Holly Viers • Oct 18, 2019 at 9:30 AM

GATE CITY — Since Tuesday evening’s Gate City Town Council meeting, at which the primary topic of discussion was fire hydrants in the Manville community, Town Manager Greg Jones has released new information about the hydrants and about the history of house fires in that area.

During the meeting, several residents stated that four homes in the Manville community had been destroyed by fire in the last two years. At that time, neither Jones nor the town council members disputed those claims.

However, after consulting 911 records, Jones said on Wednesday that between 2009 and 2019, two homes were destroyed by fire: the home at 126 Elliott Drive last month and a vacant house, located at 194 Chestnut St., in 2017.

“There were six other house fires during this time,” Jones said in an email, “but all the homes are currently occupied and the structure appears to be sound.”

What about the fire hydrants?

Jones on Wednesday also provided background information on one of the hydrants that was in question at Tuesday’s meeting.

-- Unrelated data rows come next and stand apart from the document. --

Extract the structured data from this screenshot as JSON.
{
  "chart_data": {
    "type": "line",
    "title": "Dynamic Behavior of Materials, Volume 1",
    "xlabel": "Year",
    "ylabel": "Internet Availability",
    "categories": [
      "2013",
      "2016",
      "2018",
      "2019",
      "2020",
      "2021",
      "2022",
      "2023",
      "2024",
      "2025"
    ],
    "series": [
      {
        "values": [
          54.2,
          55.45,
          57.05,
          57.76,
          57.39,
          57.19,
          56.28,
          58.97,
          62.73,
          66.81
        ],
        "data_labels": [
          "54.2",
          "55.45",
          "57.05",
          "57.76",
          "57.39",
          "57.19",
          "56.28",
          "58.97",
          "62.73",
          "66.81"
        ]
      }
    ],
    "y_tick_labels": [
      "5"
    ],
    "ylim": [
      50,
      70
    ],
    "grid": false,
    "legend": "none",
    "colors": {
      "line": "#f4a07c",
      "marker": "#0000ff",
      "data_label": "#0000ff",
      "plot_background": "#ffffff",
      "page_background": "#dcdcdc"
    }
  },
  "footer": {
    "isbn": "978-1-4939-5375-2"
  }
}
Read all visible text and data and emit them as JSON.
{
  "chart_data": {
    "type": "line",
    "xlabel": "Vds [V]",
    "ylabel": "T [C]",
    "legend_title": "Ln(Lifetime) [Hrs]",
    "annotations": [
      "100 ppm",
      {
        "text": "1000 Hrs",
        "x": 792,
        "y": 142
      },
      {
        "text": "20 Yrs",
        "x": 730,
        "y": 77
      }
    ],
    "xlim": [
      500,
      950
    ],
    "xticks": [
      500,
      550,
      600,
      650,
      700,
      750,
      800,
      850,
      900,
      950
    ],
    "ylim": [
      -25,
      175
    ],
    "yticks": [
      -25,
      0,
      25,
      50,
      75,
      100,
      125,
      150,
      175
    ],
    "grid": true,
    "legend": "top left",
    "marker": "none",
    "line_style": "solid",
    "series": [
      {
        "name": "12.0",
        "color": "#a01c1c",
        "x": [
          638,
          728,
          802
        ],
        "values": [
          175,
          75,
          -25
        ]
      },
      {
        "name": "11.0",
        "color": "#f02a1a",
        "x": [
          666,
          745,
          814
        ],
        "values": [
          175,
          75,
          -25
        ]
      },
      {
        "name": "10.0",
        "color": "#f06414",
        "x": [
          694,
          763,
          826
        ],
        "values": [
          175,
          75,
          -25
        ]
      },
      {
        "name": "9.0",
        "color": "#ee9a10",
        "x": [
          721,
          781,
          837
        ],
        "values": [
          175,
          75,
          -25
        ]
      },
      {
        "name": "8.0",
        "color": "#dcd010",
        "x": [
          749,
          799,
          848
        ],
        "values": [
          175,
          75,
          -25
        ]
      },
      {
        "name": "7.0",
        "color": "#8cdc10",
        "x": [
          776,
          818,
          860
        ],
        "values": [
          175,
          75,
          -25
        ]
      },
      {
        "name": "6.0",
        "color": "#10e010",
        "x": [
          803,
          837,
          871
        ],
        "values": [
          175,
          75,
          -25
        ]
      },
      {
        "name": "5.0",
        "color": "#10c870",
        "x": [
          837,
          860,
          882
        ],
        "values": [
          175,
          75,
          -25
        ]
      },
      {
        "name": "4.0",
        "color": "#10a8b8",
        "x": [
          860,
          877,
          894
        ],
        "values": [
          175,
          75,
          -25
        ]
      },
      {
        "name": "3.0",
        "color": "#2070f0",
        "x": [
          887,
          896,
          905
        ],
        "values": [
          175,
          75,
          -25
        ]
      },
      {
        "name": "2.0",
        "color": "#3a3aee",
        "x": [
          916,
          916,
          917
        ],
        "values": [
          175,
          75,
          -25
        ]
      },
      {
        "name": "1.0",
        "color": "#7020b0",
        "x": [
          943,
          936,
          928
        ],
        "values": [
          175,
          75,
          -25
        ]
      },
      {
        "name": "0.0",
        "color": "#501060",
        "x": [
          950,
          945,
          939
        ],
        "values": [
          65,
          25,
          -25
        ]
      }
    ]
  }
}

He stated that the fire hydrant on Chestnut/Promise Street was replaced “several months prior to the fire in 2017.”

“The hydrant in this location is on a 4” line with a max capacity of 499 gallons per minute,” Jones said in an email. “The hydrant according to the inspection report is delivering 455 gallons per minute.”

Is there a backup plan for power outages?

As reported yesterday by the Times News, Jones said at Tuesday’s meeting that the fire hydrants were not working properly the night of the Elliott Drive house fire due to a power outage that occurred an hour before. The outage disabled the water pump that was responsible for creating water pressure on the Manville water line, leading to low water pressure from the hydrants.

Since that time, Jones said he consulted engineers to determine a price for a backup generator for the Manville waterline. The cost is expected to be around $100,000, Jones said.

What else is new?

Jones said he contacted Mike Paris from the state fire marshal’s office, who told him that there are no “standards of flow in neighborhoods.”

“Mr. Paris stated that each hydrant is color coded to the capacity available in the area,” Jones said in an email. “The hydrants should be tested every year in accordance to NFPA 291 standard 2019 to ensure the hydrant is producing the flow for which it’s rated.”

According to Jones, Paris also said there are no laws stating that a fire hose cannot cross a street or impede traffic, as was claimed by some Manville residents during Tuesday evening’s meeting. Jones added that it is illegal for traffic to cross over a fire hose and that fire departments can do “whatever is necessary to protect life and property.”